Meanwhile, the combination of Unigram Bigram (UB) and 
Unigram Bigram Keyword (UBK) with attribute selection 
in WEKA achieves the accuracy of 95,94% by using SVM 
as the classifier.

Keywords: text classification, Bag of Concept, Naïve Bayes, 
Support Vector Machine (SVM), J48 Tree

I. INTRODUCTION

In this modern era, the number of information has 
increased massively in the form of text or multimedia 
(sound, images, video, etc.). As the fundamental form of 
data, the researchers highlight text which has been used for 
many tasks such as question answering system (Jovita et al., 
2015), argumentation classification (Desilia et al., 2017), 
and recommender system (Gunawan, Tania, & Suhartono, 
2016).

The evolution of information has also led to 
information overload. Some of the information seems 
meaningless now, but they can be a useful thing in the 
future. One of the best solutions is to use the process of 
categorization or classification of information. In text 
categorization, feature extraction method and machine 
learning algorithm strongly affect categorization accuracy.

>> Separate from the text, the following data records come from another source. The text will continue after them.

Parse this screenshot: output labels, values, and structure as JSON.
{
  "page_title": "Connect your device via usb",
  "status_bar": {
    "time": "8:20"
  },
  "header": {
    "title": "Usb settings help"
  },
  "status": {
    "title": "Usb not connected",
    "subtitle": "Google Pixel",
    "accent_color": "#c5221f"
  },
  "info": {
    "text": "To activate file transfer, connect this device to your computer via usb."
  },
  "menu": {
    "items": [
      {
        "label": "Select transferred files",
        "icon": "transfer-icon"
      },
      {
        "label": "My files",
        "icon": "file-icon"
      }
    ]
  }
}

According to Ikonomakis, Kotsiantis, and Tampakas 
(2005), one of the solutions that can be offered to face 
problems of massive information is to make the process of 
automatic text classification. Automatic text classification is 
needed as the number and varieties of text or multimedia 
information has grown massively and often unstructured. 
Thus, it becomes less useful if it is not treated properly.

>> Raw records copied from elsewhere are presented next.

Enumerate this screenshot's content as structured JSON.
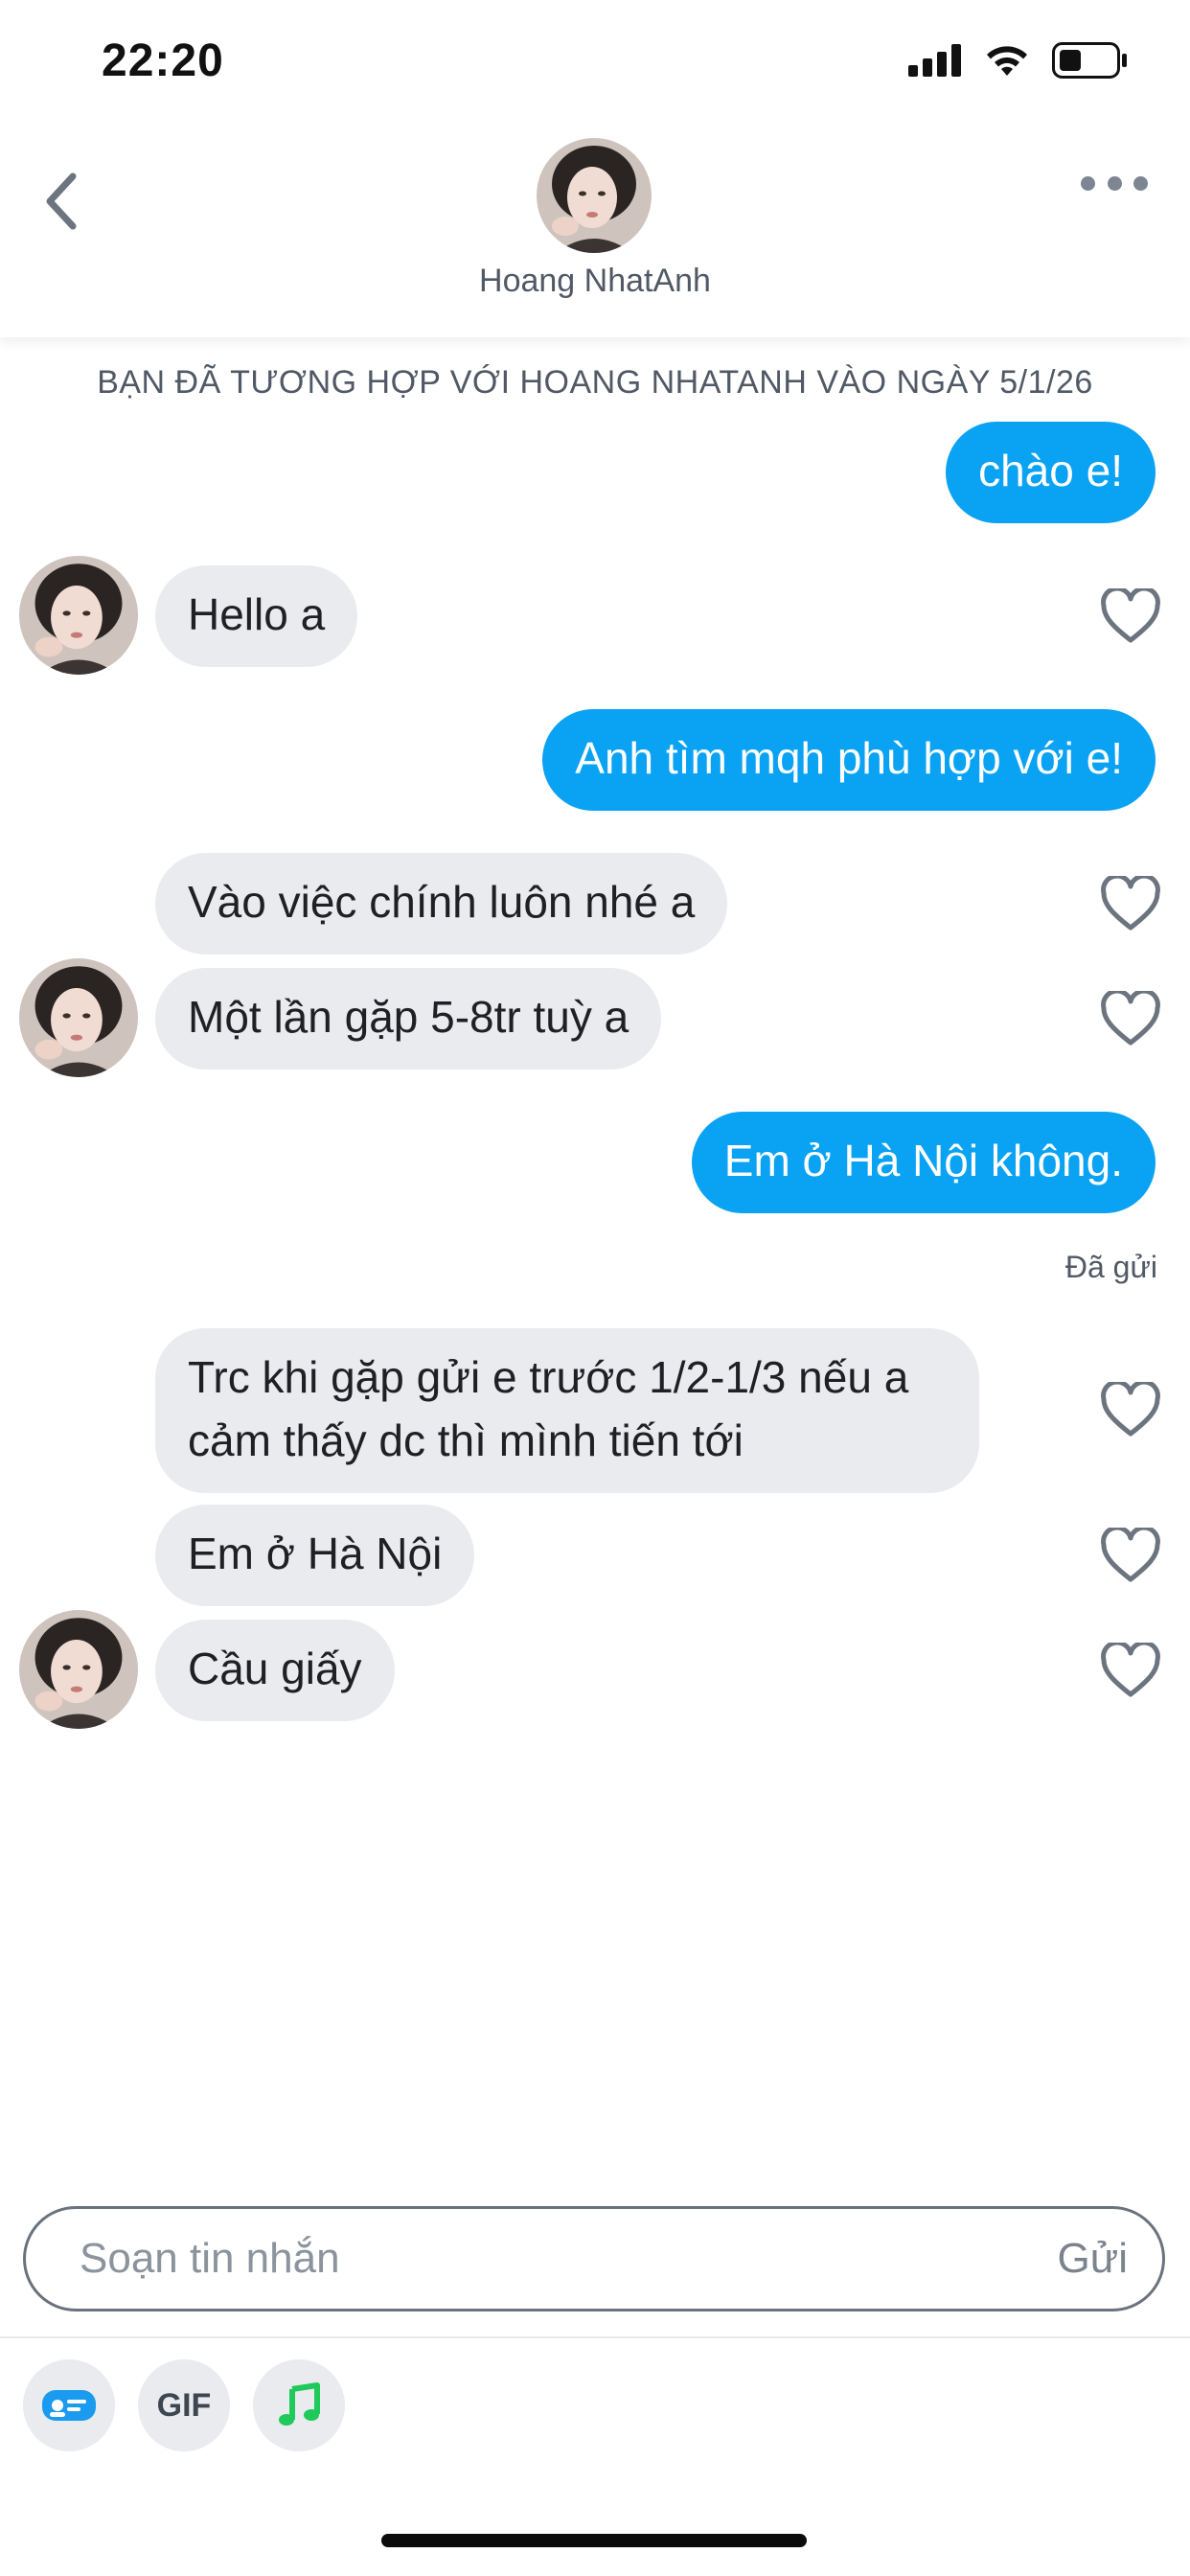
{
  "status_bar": {
    "time": "22:20"
  },
  "header": {
    "name": "Hoang NhatAnh"
  },
  "match_banner": "BẠN ĐÃ TƯƠNG HỢP VỚI HOANG NHATANH VÀO NGÀY 5/1/26",
  "messages": [
    {
      "direction": "out",
      "text": "chào e!"
    },
    {
      "direction": "in",
      "text": "Hello a"
    },
    {
      "direction": "out",
      "text": "Anh tìm mqh phù hợp với e!"
    },
    {
      "direction": "in",
      "text": "Vào việc chính luôn nhé a"
    },
    {
      "direction": "in",
      "text": "Một lần gặp 5-8tr tuỳ a"
    },
    {
      "direction": "out",
      "text": "Em ở Hà Nội không."
    },
    {
      "direction": "in",
      "text": "Trc khi gặp gửi e trước 1/2-1/3 nếu a cảm thấy dc thì mình tiến tới"
    },
    {
      "direction": "in",
      "text": "Em ở Hà Nội"
    },
    {
      "direction": "in",
      "text": "Cầu giấy"
    }
  ],
  "sent_status": "Đã gửi",
  "composer": {
    "placeholder": "Soạn tin nhắn",
    "send_label": "Gửi"
  },
  "toolbar": {
    "gif_label": "GIF"
  },
  "colors": {
    "outgoing_bubble": "#0aa2f2",
    "incoming_bubble": "#e9ebef",
    "music_icon": "#1fc95a",
    "card_icon": "#1a9bf0"
  }
}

From the business standpoint, the information 
gathered can be a benchmark and a good guideline in 
determining a company’s policies or changing business 
processes to answer public’s needs. If the information can 
be grouped well, the decision making can create the best 
solution. For example, business leaders can get proper 
information regarding their needs if the news classification 
is defined properly.

In the process of automatic text classification or 
information, some classifiers that can be used are Naïve 
Bayes, Support Vector Machine (SVM), and Decision Tree. 

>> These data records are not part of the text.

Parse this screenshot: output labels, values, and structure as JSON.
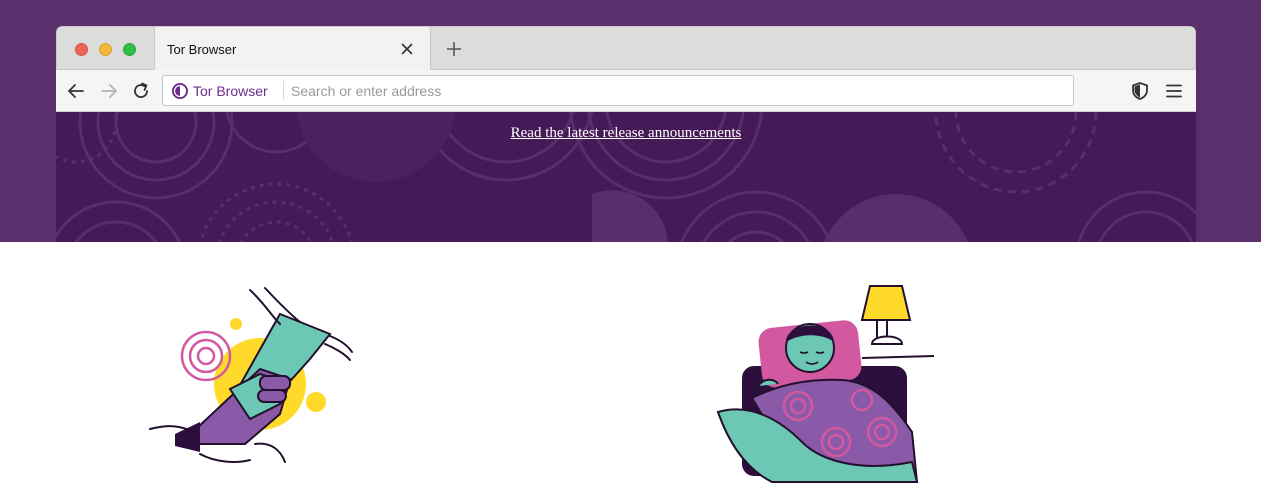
{
  "window": {
    "tab": {
      "title": "Tor Browser"
    },
    "toolbar": {
      "identity_label": "Tor Browser",
      "url_placeholder": "Search or enter address",
      "url_value": ""
    }
  },
  "banner": {
    "link_text": "Read the latest release announcements"
  },
  "colors": {
    "frame_purple": "#5b2f6b",
    "banner_purple": "#451a56",
    "accent_purple": "#6b2d8c",
    "teal": "#6cc8b5",
    "yellow": "#ffda2a",
    "pink": "#d2589f"
  },
  "icons": {
    "back": "arrow-left-icon",
    "forward": "arrow-right-icon",
    "reload": "reload-icon",
    "identity": "onion-icon",
    "security": "shield-icon",
    "menu": "hamburger-menu-icon",
    "close_tab": "close-icon",
    "new_tab": "plus-icon"
  }
}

Many linguistic researchers implement these algorithms in 
their research as they perform well. Other than classifier, 
features are very important to describe the characteristics 
of information from various viewpoints. Structural features, 
lexical features, syntactic features, and contextual features 
are defined as group of features in specific task (Stab & 
Gurevych, 2014).

One specific feature which quite succeeds in 
describing the meaning of one sentence is lexical feature. 
The lexical feature is a representation of indicators that 
have been defined previously and associated with the 
word, lexeme, and vocabulary. The word is not tied to any 
other words. The example of the implementation of lexical 
features that are used is the N-gram (unigram, bigram, 
trigram), Bag of Word (BOW), and Bag of Concepts (BOC).

There are several researches that have been conducted 
and associated with automation process of text classification 
using lexical feature. The test accuracy is obtained by 
comparing the implementation of lexical feature. The 
combination of N-gram, BOW, and Bag of stemmed Word 
is also used (Rahmoun & Elberricihi, 2007). The process 
undertaken is to use the corpus of test data derived from two 
sources of data. Those are Reuters and Newsgroups. The 
results reveal that it is the best representation in determining 
the classification of a text derived from N-gram compared 
with other features such representations by BOW or Bag of 
stemmed Word.

Wei et al. (2008) used N-gram feature in Mandarin 
text. They also used a big corpus from TanCorp. It consisted 
of more than 14.000 texts and was divided into 12 classes. 
They mentioned the advantages of using N-gram were 
no word segmentation, and no special techniques and 
dictionary required for the implementation. The experiments 
concluded that bigram is the best feature for Mandarin. The 
experiments also implemented the combination of N-gram 
with 1-, 2-, 3-, and 4-gram that gave the best result, followed 
by 1-, 2-gram, 2-gram. The worst feature was by using 
only 1-gram. Mandarin mostly consisted of only 1 or 2 
characters. Some of the Chinese scientifics’ names consisted 
of more characters that made the combination of N-gram 
gave a good result in text classification process.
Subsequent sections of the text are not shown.